Our ministry here is with Celebrate Jesus ministries – working and speaking in the church on Sundays, and helping out at the school through the week. Goshenland school is a Christian primary school. It’s fairly small, with less than 100 students. The students, though, are so precious, and we have fallen in love with them.

Our average weekday is 8-9 hours. In the morning we are doing physical labour, usually making bricks to lay over the dirt floor in the classrooms, or landscaping. In the afternoon we join the PE class. This is a school wide class (although by this time of day, many students have gone home to work, so we are down to between 30-50 students). Gym class lasts anywhere between 2-4 hours, and is pretty much running, running, jumping, and more running. Our role is sometimes to lead a game, or introduce a new activity, but usually we are just participants.

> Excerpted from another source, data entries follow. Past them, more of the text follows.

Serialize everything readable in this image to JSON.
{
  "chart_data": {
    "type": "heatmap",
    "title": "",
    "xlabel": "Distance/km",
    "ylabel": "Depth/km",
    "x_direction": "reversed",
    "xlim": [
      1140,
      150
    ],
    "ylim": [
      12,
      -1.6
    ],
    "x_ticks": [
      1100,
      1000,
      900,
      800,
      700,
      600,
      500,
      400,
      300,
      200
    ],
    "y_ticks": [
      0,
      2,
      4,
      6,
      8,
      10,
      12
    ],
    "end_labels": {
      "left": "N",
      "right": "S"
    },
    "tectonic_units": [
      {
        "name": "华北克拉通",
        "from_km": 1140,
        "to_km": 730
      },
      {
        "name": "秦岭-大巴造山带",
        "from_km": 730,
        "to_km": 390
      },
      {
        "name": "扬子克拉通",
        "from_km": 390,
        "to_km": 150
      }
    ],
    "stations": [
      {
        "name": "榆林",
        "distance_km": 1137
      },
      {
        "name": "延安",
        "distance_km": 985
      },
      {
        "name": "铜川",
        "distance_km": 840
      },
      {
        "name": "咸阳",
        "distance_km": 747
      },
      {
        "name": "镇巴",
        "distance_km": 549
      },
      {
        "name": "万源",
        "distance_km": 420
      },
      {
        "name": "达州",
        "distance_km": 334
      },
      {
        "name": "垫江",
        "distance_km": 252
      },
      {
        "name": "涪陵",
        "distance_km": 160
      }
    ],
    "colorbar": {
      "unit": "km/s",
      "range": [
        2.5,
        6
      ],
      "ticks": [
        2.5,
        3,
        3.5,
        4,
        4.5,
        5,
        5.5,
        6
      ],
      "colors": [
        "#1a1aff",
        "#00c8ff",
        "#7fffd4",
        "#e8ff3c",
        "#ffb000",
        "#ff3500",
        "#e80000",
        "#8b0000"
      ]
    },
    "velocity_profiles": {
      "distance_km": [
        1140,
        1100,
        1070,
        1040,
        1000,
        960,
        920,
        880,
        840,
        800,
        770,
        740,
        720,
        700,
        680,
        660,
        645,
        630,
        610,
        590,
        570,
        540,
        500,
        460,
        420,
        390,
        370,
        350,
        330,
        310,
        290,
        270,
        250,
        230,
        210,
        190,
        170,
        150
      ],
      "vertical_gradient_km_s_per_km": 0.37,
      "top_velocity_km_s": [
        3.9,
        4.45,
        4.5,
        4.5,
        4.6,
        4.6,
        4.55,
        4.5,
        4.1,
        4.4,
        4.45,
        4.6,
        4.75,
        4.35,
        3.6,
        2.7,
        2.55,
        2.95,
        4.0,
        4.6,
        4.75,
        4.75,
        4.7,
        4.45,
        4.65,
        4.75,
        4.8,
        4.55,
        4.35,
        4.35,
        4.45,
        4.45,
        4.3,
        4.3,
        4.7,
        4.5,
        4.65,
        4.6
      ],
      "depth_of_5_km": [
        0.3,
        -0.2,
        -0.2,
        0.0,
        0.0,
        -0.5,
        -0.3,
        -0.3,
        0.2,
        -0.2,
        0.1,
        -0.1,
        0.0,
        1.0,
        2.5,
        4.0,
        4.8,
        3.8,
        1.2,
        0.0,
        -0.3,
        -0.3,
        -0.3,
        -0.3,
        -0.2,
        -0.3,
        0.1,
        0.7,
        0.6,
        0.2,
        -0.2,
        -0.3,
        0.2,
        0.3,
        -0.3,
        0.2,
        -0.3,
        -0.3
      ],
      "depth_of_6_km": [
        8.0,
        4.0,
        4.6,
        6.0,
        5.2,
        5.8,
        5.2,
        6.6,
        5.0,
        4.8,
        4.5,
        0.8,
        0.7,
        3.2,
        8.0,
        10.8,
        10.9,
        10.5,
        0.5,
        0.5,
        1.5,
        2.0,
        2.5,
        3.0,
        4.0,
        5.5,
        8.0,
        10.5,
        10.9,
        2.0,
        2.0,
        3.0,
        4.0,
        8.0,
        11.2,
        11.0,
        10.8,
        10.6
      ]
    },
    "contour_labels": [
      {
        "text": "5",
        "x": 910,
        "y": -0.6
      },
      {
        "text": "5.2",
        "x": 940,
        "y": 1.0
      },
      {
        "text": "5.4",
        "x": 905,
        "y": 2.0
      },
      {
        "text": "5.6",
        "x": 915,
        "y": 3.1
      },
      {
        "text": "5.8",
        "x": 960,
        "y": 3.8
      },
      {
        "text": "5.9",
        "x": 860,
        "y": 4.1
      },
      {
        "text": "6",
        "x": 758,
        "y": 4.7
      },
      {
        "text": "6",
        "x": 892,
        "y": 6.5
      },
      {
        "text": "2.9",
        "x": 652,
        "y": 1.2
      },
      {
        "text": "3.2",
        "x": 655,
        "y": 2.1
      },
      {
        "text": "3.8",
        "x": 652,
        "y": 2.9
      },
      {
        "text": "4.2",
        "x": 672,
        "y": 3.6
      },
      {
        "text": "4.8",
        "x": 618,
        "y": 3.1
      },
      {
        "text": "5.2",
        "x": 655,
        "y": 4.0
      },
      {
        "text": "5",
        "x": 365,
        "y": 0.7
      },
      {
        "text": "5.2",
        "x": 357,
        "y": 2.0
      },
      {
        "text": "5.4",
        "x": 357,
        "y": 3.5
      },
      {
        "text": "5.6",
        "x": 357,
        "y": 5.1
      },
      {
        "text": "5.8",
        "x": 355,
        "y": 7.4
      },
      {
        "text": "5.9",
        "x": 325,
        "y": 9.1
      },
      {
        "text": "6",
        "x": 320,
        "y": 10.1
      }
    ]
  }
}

Which means I am back in gym class. Complete with the instructor calling you out in front of the entire group if you are not jumping high enough, running fast enough or stretching far enough. If we thought we got a bit of break because we are adults, or because we are guests, or for any other reason…we were wrong. I’m back in high school.

We are thoroughly exhausted by the end of every day. We get home, eat dinner, have team time, and crash. And sometimes I am lying in bed by 9pm, sunburnt, wondering if I have heat stroke, sore, stiff and absolutely exhausted, and I wonder why I do it. We all realize that we’re not supermen. So why do we go every day to do physical labour, to run around, to play with children? I mean, with days like this, nobody would put up a fuss if I took an extra rest day other than our Mondays we have off. So why do I still get up every morning and give it my all?

Its not only because I can finally work off some of the ugali, rice and potatoes that we eat on a daily basis here. It is because this is where I find God.

I see Jesus in the eyes of the child taking me by the hand to teach me a new game. I learn about my faithful God when I pray in the morning to find joy in the physical labour, and have an absolute blast packing concrete into moulds. I see God in the details when we meet a British woman at a restaurant during lunch, and three days later she shows up at the school with Gideons Bibles for every student in the school. I see the handiwork of the creator in every bird and tree on the property, and in the beauty and the laughter of the children. I am learning that God gives me enough energy to make it around the circle one last time. And that my loving, caring Father is better than any sports massage for sore muscles.

God has put me in a place of physical labour, playing with children, and gym class. If you had told me last month what was ahead of me, I would have told you that this was the worst possible month for me. But, surprisingly, I am loving this month. I am challenged in so many ways – physically and spiritually, and it is so good.  

Because, once again, when you leave your comfort zone and put yourself in a place where you NEED God, and cannot finish the day ahead without his help, then that is when you grow the most.

I think I am learning more in gym class now than I ever did in high school.